Reply to @emasonwrites: She is actually re-selling the graphics I and other Fiverr artist created for her at her website/webshop. I just checked it, and she sells them as printed flyers and posters. My flyer isn’t up just yet (but I assume there’s only a matter of time until it will be up for sale), but I’ve seen her reselling other Fiverrs artists work.

  • Lets say I send her the psd file and she still disputes the transaction with her credti card company. What happens?

  • How come it is possible for a person to purchase services and then just get their money back? This isn’t the first itme this has happened to me, just the first time the buyer has actually told me in advance they will file a dispute with PP/Credit card company. I have lost count on how many times I’ve actually completed work for over hundreds of dollars and then logged in the next day to see the order has been cancelled.


Reply to @print_it: Yeah, with an unreasonable buyer like yours, there’s really not going to be a happy ending.
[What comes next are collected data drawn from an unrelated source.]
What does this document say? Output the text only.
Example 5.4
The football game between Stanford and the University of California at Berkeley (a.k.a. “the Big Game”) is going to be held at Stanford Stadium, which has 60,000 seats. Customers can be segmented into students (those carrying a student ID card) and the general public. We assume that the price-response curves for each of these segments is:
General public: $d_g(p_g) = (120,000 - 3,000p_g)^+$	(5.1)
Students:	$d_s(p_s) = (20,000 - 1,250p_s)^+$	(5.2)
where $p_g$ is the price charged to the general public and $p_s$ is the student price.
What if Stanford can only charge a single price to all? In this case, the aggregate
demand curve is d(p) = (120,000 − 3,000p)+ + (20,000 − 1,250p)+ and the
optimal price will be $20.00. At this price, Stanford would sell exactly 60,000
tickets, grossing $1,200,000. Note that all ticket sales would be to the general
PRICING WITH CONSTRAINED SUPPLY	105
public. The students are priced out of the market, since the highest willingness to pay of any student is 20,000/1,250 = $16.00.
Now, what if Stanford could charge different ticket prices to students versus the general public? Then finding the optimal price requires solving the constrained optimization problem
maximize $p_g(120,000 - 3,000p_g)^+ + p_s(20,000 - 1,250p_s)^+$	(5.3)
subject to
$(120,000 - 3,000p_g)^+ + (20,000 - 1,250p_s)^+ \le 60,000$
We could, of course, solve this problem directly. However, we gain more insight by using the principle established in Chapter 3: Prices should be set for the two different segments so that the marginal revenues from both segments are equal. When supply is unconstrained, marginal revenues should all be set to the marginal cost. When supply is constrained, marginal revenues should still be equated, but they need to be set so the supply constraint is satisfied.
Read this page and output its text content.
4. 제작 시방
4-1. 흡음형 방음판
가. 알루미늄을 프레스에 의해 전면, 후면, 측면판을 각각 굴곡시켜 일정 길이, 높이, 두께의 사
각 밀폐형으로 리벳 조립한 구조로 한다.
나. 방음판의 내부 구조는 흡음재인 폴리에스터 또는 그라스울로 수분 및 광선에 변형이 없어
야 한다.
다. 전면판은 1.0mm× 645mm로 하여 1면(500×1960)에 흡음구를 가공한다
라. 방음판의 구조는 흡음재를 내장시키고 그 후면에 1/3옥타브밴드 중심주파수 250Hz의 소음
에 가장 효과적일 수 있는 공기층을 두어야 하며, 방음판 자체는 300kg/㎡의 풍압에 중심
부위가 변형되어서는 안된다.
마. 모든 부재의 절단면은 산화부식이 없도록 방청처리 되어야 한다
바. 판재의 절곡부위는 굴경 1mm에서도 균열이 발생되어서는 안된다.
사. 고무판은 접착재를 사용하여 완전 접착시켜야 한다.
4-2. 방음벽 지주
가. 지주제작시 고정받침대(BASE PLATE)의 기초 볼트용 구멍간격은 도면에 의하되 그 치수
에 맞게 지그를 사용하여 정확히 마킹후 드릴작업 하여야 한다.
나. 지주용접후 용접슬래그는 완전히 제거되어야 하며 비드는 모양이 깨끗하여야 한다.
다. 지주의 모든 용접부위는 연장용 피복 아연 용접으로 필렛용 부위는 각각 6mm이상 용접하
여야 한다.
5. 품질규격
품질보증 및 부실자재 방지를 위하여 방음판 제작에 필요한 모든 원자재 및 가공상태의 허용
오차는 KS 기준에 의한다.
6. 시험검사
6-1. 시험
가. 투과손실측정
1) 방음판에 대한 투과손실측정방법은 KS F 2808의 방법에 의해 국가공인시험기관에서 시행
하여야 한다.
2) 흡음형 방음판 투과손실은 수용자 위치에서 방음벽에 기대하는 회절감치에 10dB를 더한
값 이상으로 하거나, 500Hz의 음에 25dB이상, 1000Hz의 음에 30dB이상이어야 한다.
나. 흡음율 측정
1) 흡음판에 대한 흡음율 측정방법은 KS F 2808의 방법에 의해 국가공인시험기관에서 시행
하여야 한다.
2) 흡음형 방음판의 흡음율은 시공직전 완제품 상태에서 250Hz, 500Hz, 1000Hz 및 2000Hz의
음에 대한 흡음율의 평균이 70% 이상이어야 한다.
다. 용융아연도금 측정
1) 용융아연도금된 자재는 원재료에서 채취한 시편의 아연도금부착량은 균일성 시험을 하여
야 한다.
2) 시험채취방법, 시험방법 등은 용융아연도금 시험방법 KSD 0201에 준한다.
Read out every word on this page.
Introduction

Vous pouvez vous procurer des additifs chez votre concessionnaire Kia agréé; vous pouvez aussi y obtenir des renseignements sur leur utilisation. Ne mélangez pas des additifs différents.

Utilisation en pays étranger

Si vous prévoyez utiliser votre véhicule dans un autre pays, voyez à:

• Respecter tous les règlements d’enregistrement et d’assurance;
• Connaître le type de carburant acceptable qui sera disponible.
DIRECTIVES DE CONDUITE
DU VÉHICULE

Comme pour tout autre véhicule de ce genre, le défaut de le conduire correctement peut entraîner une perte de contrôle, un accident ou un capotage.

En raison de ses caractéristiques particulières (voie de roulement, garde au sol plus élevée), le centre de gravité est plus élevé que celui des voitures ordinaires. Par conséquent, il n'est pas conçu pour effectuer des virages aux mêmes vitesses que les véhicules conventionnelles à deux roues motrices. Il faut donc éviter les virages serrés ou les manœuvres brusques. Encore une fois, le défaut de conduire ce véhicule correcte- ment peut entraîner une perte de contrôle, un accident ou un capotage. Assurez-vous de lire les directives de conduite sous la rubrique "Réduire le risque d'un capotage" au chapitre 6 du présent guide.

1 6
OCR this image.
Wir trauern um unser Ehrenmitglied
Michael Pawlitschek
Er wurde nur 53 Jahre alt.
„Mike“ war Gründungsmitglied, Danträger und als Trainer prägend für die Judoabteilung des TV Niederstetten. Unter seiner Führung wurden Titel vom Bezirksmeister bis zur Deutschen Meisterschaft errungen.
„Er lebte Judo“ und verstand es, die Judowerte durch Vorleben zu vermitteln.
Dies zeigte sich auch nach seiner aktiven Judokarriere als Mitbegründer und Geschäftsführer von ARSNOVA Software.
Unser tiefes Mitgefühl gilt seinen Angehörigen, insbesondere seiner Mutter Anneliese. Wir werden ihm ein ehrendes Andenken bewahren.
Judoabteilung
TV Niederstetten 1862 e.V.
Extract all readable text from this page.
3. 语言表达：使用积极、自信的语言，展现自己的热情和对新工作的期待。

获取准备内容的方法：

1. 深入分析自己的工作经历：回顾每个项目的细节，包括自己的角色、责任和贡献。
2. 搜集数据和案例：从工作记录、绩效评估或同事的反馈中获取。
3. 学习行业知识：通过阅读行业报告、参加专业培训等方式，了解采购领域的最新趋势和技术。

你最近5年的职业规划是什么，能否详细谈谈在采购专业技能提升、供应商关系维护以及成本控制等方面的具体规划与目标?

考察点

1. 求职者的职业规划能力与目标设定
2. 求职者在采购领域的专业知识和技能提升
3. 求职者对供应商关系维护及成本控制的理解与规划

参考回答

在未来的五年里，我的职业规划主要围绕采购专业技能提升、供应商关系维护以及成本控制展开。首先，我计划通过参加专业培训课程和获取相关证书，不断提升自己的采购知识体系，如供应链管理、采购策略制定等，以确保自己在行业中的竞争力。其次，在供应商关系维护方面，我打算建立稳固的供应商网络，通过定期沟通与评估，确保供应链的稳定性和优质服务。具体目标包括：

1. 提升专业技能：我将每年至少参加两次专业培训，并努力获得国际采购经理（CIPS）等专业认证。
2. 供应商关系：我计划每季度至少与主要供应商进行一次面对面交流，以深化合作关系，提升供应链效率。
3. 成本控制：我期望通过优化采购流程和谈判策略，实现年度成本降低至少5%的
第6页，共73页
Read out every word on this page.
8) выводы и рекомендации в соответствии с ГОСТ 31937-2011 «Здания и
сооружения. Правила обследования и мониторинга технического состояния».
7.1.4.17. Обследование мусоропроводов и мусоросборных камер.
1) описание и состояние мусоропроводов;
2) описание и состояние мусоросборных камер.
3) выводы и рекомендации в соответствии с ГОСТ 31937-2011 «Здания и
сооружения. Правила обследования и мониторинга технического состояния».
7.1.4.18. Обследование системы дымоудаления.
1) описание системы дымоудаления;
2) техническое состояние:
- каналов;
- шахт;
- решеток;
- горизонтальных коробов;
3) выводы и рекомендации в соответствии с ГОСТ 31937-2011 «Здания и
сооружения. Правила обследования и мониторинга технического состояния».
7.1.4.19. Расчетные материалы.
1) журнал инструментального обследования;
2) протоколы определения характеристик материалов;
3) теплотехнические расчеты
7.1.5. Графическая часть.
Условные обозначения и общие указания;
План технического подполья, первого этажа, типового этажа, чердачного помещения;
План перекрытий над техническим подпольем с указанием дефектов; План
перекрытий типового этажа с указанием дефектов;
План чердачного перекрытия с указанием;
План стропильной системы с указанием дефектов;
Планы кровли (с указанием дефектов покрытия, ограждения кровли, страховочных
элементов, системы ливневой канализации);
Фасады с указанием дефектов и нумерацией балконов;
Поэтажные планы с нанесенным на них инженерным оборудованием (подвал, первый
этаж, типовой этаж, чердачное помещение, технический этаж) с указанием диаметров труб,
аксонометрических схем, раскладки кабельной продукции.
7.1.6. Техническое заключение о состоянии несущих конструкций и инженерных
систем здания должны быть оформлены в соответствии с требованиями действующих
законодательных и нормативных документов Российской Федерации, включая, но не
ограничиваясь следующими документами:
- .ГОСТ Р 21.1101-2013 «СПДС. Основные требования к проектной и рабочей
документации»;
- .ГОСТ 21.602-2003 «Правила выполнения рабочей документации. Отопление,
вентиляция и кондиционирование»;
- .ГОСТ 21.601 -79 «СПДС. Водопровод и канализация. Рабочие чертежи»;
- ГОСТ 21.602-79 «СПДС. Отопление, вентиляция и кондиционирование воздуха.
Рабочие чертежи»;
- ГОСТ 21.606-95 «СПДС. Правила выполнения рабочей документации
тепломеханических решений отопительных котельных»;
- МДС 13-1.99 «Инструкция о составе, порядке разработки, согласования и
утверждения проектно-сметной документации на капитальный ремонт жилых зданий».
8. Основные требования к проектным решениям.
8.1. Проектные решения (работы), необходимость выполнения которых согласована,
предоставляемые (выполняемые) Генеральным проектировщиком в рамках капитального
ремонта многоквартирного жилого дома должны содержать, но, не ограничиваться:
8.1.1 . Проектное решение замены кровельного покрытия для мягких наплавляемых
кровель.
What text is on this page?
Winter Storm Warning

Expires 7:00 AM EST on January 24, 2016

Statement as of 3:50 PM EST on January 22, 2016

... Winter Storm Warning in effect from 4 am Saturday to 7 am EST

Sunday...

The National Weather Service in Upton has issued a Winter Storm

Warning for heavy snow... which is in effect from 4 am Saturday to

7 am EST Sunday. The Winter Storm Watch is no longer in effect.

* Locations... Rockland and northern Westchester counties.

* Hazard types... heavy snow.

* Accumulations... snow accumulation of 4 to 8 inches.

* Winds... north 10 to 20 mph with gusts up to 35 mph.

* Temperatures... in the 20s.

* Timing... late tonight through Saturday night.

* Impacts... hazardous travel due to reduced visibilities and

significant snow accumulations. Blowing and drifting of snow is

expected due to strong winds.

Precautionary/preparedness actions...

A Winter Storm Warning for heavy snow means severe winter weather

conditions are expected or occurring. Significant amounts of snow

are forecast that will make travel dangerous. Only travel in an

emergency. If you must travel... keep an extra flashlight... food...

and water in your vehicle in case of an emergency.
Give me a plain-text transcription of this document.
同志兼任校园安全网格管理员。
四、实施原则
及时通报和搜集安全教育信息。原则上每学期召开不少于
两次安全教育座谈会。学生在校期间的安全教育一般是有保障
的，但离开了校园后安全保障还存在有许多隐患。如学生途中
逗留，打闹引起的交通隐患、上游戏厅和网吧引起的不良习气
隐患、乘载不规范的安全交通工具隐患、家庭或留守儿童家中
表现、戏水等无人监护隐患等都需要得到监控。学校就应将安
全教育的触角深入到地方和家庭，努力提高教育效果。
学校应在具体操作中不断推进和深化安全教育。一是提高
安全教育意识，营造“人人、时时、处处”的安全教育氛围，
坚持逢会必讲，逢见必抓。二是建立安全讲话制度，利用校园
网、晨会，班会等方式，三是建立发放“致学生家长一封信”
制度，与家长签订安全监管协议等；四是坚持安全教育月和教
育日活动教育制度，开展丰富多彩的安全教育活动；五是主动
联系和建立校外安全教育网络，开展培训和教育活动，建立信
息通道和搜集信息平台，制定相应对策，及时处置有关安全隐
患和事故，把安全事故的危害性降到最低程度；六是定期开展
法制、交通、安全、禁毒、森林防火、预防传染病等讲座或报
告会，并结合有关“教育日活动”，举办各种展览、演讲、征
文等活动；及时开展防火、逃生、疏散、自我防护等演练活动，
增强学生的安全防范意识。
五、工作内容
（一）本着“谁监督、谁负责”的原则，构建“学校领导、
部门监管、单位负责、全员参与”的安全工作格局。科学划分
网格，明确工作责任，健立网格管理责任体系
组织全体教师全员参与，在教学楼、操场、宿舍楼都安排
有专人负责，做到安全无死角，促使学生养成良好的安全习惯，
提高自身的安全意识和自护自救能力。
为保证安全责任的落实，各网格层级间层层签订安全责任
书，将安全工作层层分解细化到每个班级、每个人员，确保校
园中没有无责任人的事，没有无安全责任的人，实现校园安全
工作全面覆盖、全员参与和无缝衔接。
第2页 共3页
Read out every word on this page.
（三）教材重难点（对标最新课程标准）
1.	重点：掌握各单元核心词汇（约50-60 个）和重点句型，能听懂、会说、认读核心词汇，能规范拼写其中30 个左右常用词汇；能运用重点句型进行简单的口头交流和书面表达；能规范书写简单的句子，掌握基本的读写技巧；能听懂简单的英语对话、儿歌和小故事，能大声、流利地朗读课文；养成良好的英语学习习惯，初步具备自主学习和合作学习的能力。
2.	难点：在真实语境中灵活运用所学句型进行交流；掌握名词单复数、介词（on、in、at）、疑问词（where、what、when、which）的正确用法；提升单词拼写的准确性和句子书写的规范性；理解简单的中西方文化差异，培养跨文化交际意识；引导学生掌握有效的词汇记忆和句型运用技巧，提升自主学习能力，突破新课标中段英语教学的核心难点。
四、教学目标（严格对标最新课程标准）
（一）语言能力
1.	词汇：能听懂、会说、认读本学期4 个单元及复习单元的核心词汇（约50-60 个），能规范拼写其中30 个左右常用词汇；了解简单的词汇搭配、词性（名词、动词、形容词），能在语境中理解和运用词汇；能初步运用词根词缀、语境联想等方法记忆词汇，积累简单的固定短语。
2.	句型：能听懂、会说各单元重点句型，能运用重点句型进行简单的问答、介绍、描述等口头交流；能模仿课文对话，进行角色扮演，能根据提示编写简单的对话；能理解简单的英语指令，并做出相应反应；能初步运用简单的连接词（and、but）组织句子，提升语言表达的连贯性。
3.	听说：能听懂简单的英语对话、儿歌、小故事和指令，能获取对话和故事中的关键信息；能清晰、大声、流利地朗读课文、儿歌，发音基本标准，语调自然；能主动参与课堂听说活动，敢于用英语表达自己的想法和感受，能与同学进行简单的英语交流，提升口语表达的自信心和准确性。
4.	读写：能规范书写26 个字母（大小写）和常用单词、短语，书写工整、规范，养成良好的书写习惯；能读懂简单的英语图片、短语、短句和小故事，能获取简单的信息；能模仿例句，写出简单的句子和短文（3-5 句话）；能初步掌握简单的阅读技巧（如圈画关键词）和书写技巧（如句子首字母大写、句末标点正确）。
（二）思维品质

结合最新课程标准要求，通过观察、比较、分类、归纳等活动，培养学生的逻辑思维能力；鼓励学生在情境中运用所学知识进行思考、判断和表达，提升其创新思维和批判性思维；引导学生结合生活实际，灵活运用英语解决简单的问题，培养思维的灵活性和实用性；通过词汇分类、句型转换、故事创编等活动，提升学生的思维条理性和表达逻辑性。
The point of posting it online ASAP after a cancellation is so that if she does use it (without paying you), you can easily prove that you owned it before she claimed to own it, which, obviously, she doesn’t, if she gets herself a refund through whatever means. You can at least cause some trouble for her, out there in her business, since she caused trouble for yours.

It’s not pretty. I wish there was some way for Fiverr to protect us from people that are just hellbent on screwing over their sellers, but they either don’t really have any way to do it, or they just don’t care enough (maybe a little of both?). It sucks that buyers can basically get away with murder and basically all sellers can do is accept it and try to keep pushing ahead.

It sounds like there is the possibility that if you send her the psd file, she might be sated enough to just let it go and both of you can move on, she’ll have the design and you’ll at least have some money. Of course, she can still file the dispute and then go on to use the design while getting her money back. That’s what crappy people do. The only recourse you have is to protect yourself. It just sounds to me like she’s going to get her money back whether she cancels the order through Fiverr or other means.

If I ever have a buyer who demands a refund, especially after they’ve said they liked what I delivered, I advise them that I’ll find it and file a complaint so they won’t be able to use it. About 75% of the time, they agree to just pay for it.